2008 : A record 68 percent of Americans own their homes. But a wave of foreclosures, which is expected to continue through the next two years, is putting a dint in that percentage.
FINANCIAL SECTOR
1929: The financial sector was arguably much healthier in October 1929 than it is today. No major financial institutions collapsed before the stock market crashed. But unlike today, the banking system did not have federal backstops to prevent bank failures or runs on deposits. As a result, roughly 9,000 banks failed during the 1930s and some major Wall Street investment firms collapsed. At the depth of the crisis, more than a dozen states lacked any banking services at all.
2008: Such major banking and investment institutions as Washington Mutual, IndyMac, Countrywide, Wachovia, Lehman Bros., Merrill Lynch and Bear Stearns have failed. According to some estimates, 150-200 banks nationwide are currently in financial trouble. That is a relatively small percentage of the financial system, but analysts say that tightening credit could push other banks to the edge. The Federal Deposit Insurance Corp., founded after the banks runs of the 1930s, says it can cope with any closures.
STOCK MARKET
1929: From a record high of 386 points on Sept. 3, the Dow Jones industrial average fell 49 percent to its interim low of 198 points on Nov. 13. By 1932, it had lost 89 percent of its value. It did not return to its pre-crash level until 1954.
2008: From a record high of 14,280 on Oct. 5, 2007, the Dow fell 28 percent to a low of 10,267 on Monday, before rebounding to Friday's close of 10,325.
STAGNANT INCOMES
1929: During the “boom years” of 1923 to 1929, the lower 93 percent of U.S. nonagricultural workers experienced a 4 percent drop in inflation-adjusted disposable income. The top tier, however, experienced steady gains, producing a record crop of millionaires.
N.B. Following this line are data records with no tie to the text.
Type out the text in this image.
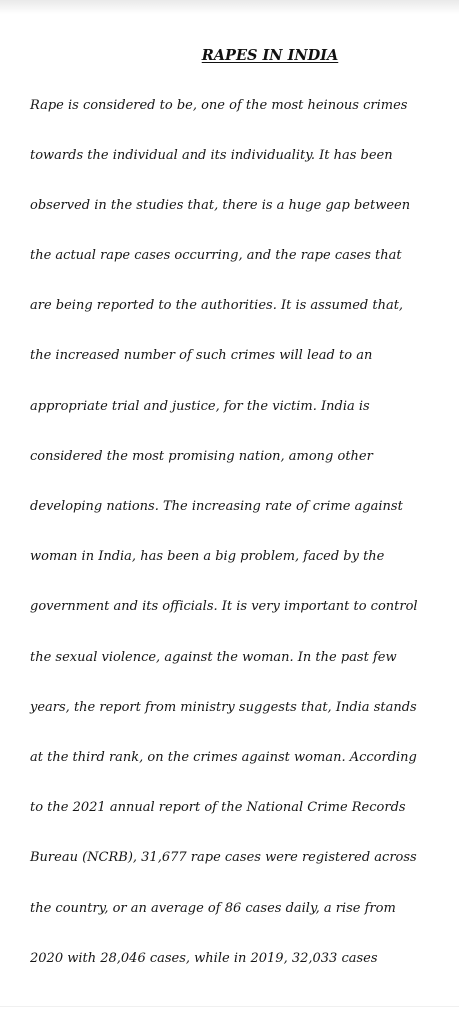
RAPES IN INDIA
Rape is considered to be, one of the most heinous crimes
towards the individual and its individuality. It has been
observed in the studies that, there is a huge gap between
the actual rape cases occurring, and the rape cases that
are being reported to the authorities. It is assumed that,
the increased number of such crimes will lead to an
appropriate trial and justice, for the victim. India is
considered the most promising nation, among other
developing nations. The increasing rate of crime against
woman in India, has been a big problem, faced by the
government and its officials. It is very important to control
the sexual violence, against the woman. In the past few
years, the report from ministry suggests that, India stands
at the third rank, on the crimes against woman. According
to the 2021 annual report of the National Crime Records
Bureau (NCRB), 31,677 rape cases were registered across
the country, or an average of 86 cases daily, a rise from
2020 with 28,046 cases, while in 2019, 32,033 cases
2008: Between 2000 and 2006 (the latest data available for income figures), inflation-adjusted income for middle-class workers slid 1 percent, according to the Economic Policy Institute in Washington, D.C. That compares to 10.6 percent growth in income from 1989 to 2000.
CONCENTRATION OF WEALTH
1929: Partly due to stock speculation, the richest 1 percent of Americans owned roughly 40 percent of the nation's wealth. The richest 0.1 percent commanded 11.5 percent of income.
2008: The richest 0.1 percent of Americans command 11.6 percent of income, according to the EPI. The period from 1928 to 1929 is the only time the United States has had such uneven distribution of wealth since the government started keeping records in 1913.